Hochzeitsrede

Dienstag, 09. April 2001

Vielleicht war es die Mischung aus Käsespätzle und Rotwein die aus mir sprach, doch ich bahnte mir meinem Weg durch die Hochzeitsgesellschaft zur Bühne, wo ich mir das Mikro schnappte und drei Mal drauf klopfte, um mir die Aufmerksamkeit aller zu holen.

,,Hallo und ein schwäbisches Grüß Gott an alle. Ich bin Josuke und, für alle die den Familien Chat noch nicht geöffnet haben, das fake Date des Bruders der Braut. Eben dieser Bruder, der jetzt hier oben stehen und eine Rede für seine Schwester halten sollte, doch stattdessen hat er sich auf der Toilette eingeschlossen.
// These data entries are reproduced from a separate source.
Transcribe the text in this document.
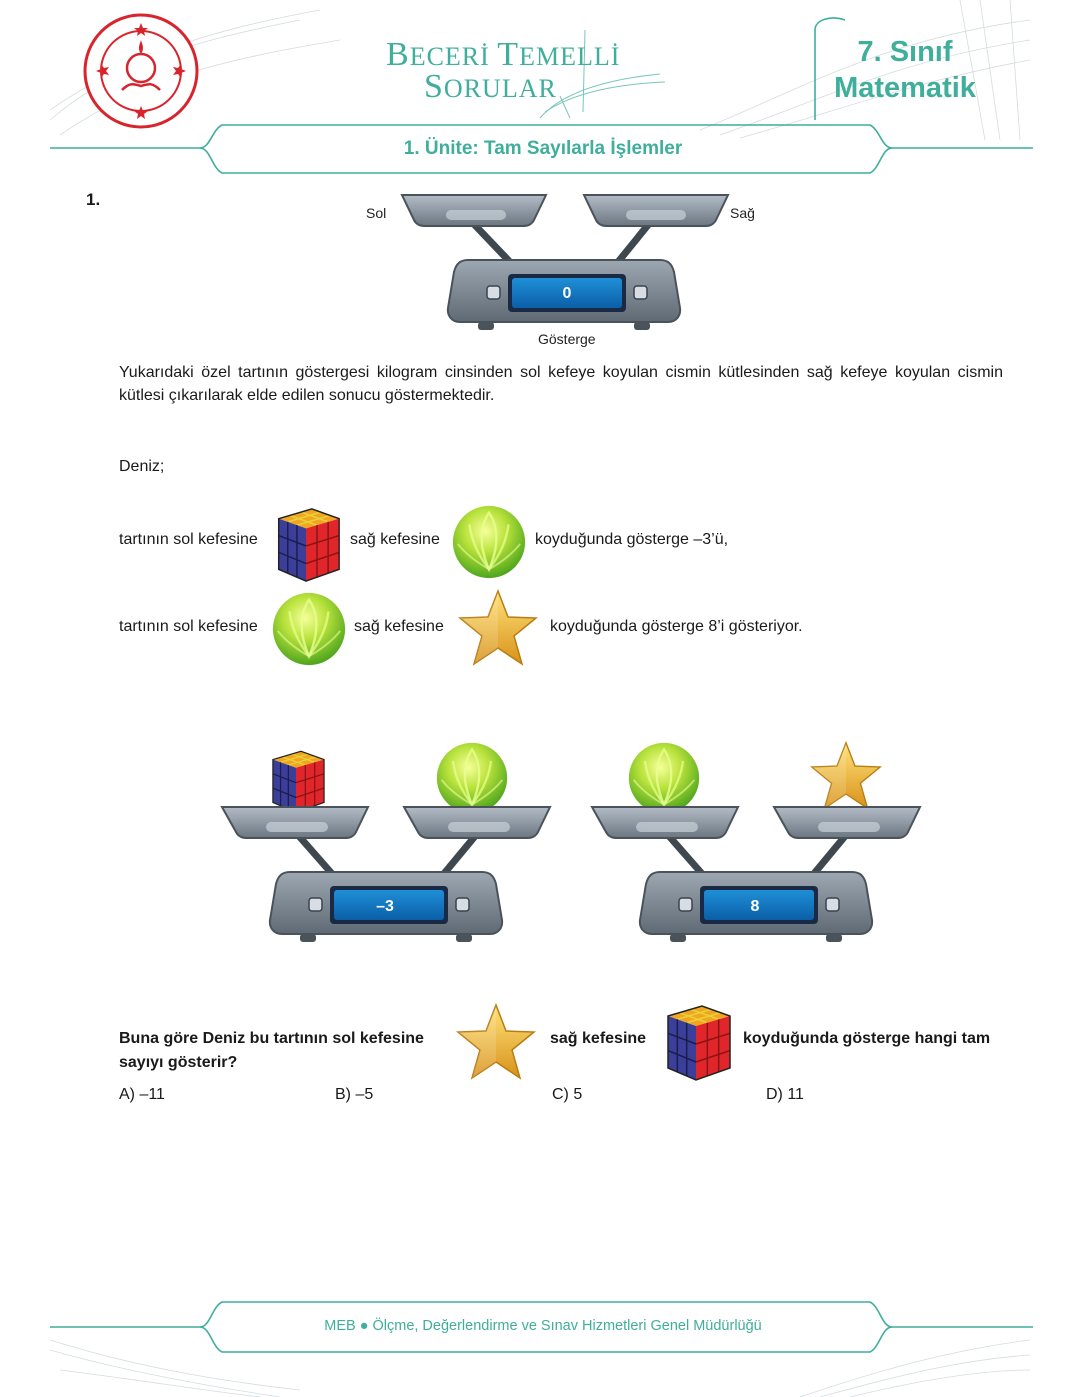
BECERİ TEMELLİ
SORULAR
7. Sınıf
Matematik
1. Ünite: Tam Sayılarla İşlemler
1.
Sol	Sağ
0
Gösterge

Yukarıdaki özel tartının göstergesi kilogram cinsinden sol kefeye koyulan cismin kütlesinden sağ kefeye koyulan cismin kütlesi çıkarılarak elde edilen sonucu göstermektedir.

Deniz;
tartının sol kefesine	sağ kefesine	koyduğunda gösterge –3’ü,
tartının sol kefesine	sağ kefesine	koyduğunda gösterge 8’i gösteriyor.
–3	8
Buna göre Deniz bu tartının sol kefesine	sağ kefesine	koyduğunda gösterge hangi tam
sayıyı gösterir?
A) –11	B) –5	C) 5	D) 11
MEB ● Ölçme, Değerlendirme ve Sınav Hizmetleri Genel Müdürlüğü
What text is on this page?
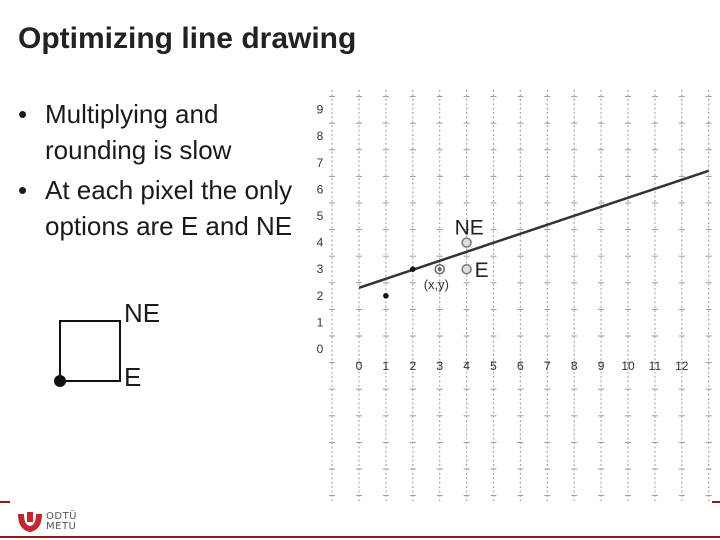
Optimizing line drawing
• Multiplying and rounding is slow
• At each pixel the only options are E and NE
NE
E	0 1 2 3 4 5 6 7 8 9 10 11 12
0
1
2
3
4
5
6
7
8
9
NE
E
(x,y)
ODTÜ
METU
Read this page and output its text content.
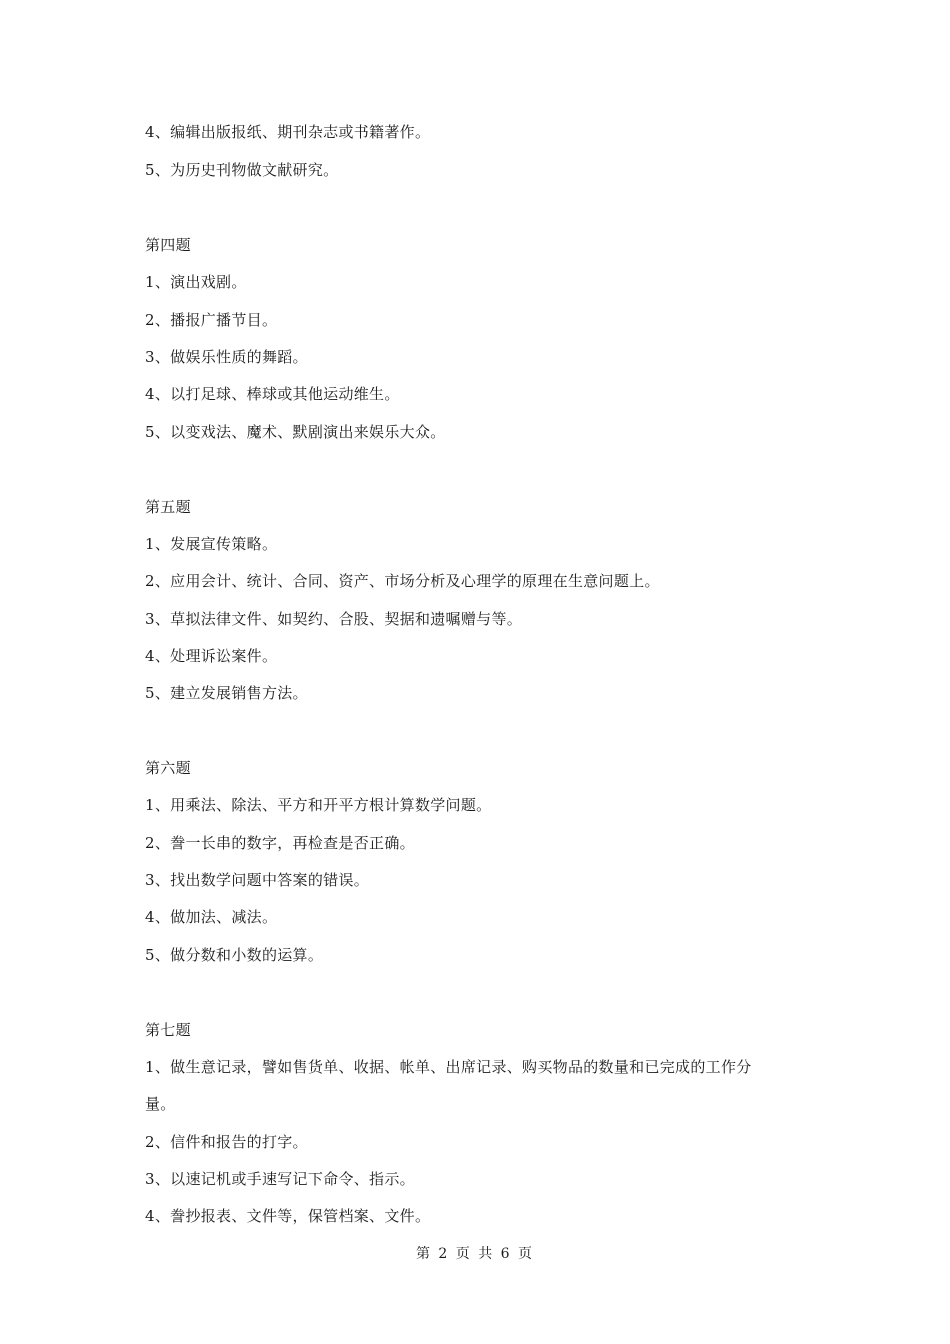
4、编辑出版报纸、期刊杂志或书籍著作。
5、为历史刊物做文献研究。
第四题
1、演出戏剧。
2、播报广播节目。
3、做娱乐性质的舞蹈。
4、以打足球、棒球或其他运动维生。
5、以变戏法、魔术、默剧演出来娱乐大众。
第五题
1、发展宣传策略。
2、应用会计、统计、合同、资产、市场分析及心理学的原理在生意问题上。
3、草拟法律文件、如契约、合股、契据和遗嘱赠与等。
4、处理诉讼案件。
5、建立发展销售方法。
第六题
1、用乘法、除法、平方和开平方根计算数学问题。
2、誊一长串的数字，再检查是否正确。
3、找出数学问题中答案的错误。
4、做加法、减法。
5、做分数和小数的运算。
第七题
1、做生意记录，譬如售货单、收据、帐单、出席记录、购买物品的数量和已完成的工作分
量。
2、信件和报告的打字。
3、以速记机或手速写记下命令、指示。
4、誊抄报表、文件等，保管档案、文件。
第 2 页 共 6 页
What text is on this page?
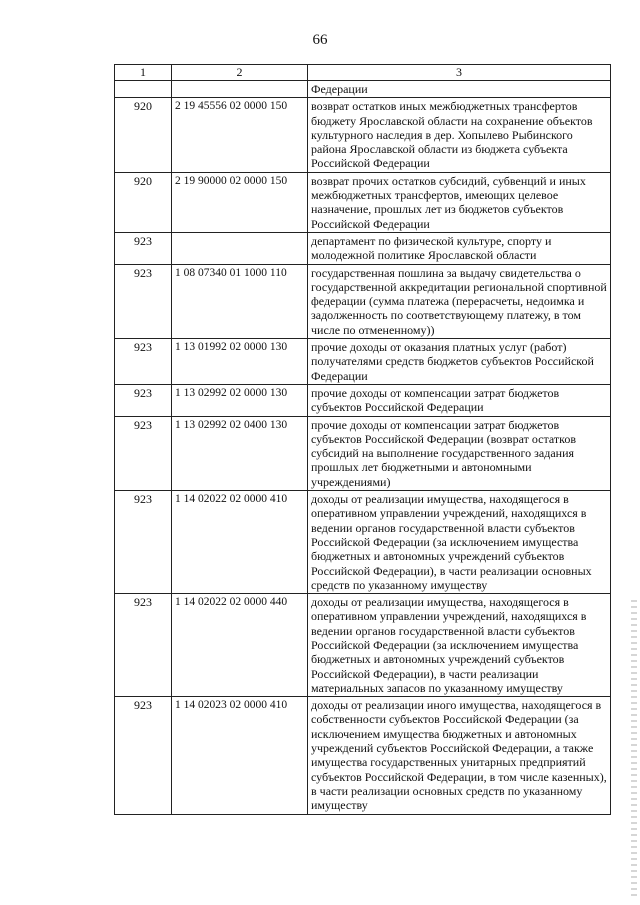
66
1	2	3
		Федерации
920	2 19 45556 02 0000 150	возврат остатков иных межбюджетных трансфертов бюджету Ярославской области на сохранение объектов культурного наследия в дер. Хопылево Рыбинского района Ярославской области из бюджета субъекта Российской Федерации
920	2 19 90000 02 0000 150	возврат прочих остатков субсидий, субвенций и иных межбюджетных трансфертов, имеющих целевое назначение, прошлых лет из бюджетов субъектов Российской Федерации
923		департамент по физической культуре, спорту и молодежной политике Ярославской области
923	1 08 07340 01 1000 110	государственная пошлина за выдачу свидетельства о государственной аккредитации региональной спортивной федерации (сумма платежа (перерасчеты, недоимка и задолженность по соответствующему платежу, в том числе по отмененному))
923	1 13 01992 02 0000 130	прочие доходы от оказания платных услуг (работ) получателями средств бюджетов субъектов Российской Федерации
923	1 13 02992 02 0000 130	прочие доходы от компенсации затрат бюджетов субъектов Российской Федерации
923	1 13 02992 02 0400 130	прочие доходы от компенсации затрат бюджетов субъектов Российской Федерации (возврат остатков субсидий на выполнение государственного задания прошлых лет бюджетными и автономными учреждениями)
923	1 14 02022 02 0000 410	доходы от реализации имущества, находящегося в оперативном управлении учреждений, находящихся в ведении органов государственной власти субъектов Российской Федерации (за исключением имущества бюджетных и автономных учреждений субъектов Российской Федерации), в части реализации основных средств по указанному имуществу
923	1 14 02022 02 0000 440	доходы от реализации имущества, находящегося в оперативном управлении учреждений, находящихся в ведении органов государственной власти субъектов Российской Федерации (за исключением имущества бюджетных и автономных учреждений субъектов Российской Федерации), в части реализации материальных запасов по указанному имуществу
923	1 14 02023 02 0000 410	доходы от реализации иного имущества, находящегося в собственности субъектов Российской Федерации (за исключением имущества бюджетных и автономных учреждений субъектов Российской Федерации, а также имущества государственных унитарных предприятий субъектов Российской Федерации, в том числе казенных), в части реализации основных средств по указанному имуществу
Was hat einen Mann so weit getrieben ein fake Date zu der Hochzeit seiner Schwester zu schleppen und sich im Bad einzusperren? Nun, das erkläre ich am besten so, wie meine Großnichte es schon immer am Liebsten hatte - in Form einer Geschichte."

Ich hatte die Aufmerksamkeit der Leute für mich gewonnen. Vermutlich dachten sie das gehört zur Show. Mia wollte zur Bühne gehen, doch ihr Frisch Angetrauter hielt sie zurück und flüsterte ihr etwas ins Ohr.
Ich verließ mit dem Mikro die Bühne und lief auf Steves Mutter zu, die mich erbittert ansah. ,,Brigitte, als dein Mann, Mia und Steves Vater, von uns ging, da warst du doch erst Mal single, nicht wahr?" Sie starrte mich entgeistert an. Ich ging diese Woche entschieden zu oft auf tote, geliebte Menschen. ,,J-Ja, aber-"
,,Da hören Sie es, meine Damen und Herren, die gute Biggy war Single wie ein Pringle. Und nun stellen wir uns ein weihnachtliches Setting vor. Jeder liebt Weihnachten, das ist ja das schöne daran. Stellen wir uns vor, Biggy sitzt, umringt von ihren Liebsten, am geschmückten Tannenbaum und stopft sich mit Gans voll. Draußen singen Kinder, die Heintje Weihnachtsplatte läuft, Ingo kippt Glühwein nach, alles ist harmonisch und schön. Biggy fühlt sich wohl, denn bei der Familie ist man geborgen."
Ich hätte nicht gedacht, dass meine Stimme auf Deutsch Mal so sanft klingen könnte. Ich schaute in selige Gesichter, als wären alle im Kopf bei ihrem letzten Weihnachtsfest.
Doch dann senkte ich meine Stimme. ,,Und in all der Harmonie... da sagt auf einmal jemand 'Brigitte, der Wolfgang ist doch schon seit 6 Monaten unter der Erde. Wann triffst du denn Mal wieder jemanden? Du weißt ja, single bist du ein Versager und nichts wert'."
Und weg waren die seligen Gesichter. Brigitte zitterte leicht. Ich hob das Mikro an.
,,Tut weh, ge? Kein Wunder, dass Steve euch angelogen hat. Ich schätze er wollte sich einfach wieder in seiner Familie wohl fühlen, aber... was weiß ich schon?
Nun aber prost auf das Brautpaar! Ich kann es kaum erwarten, dass wir uns alle auf eurer Scheidung wiedersehen, denn so toxisch wie Mia ist, hält diese Ehe sowieso nicht lange!"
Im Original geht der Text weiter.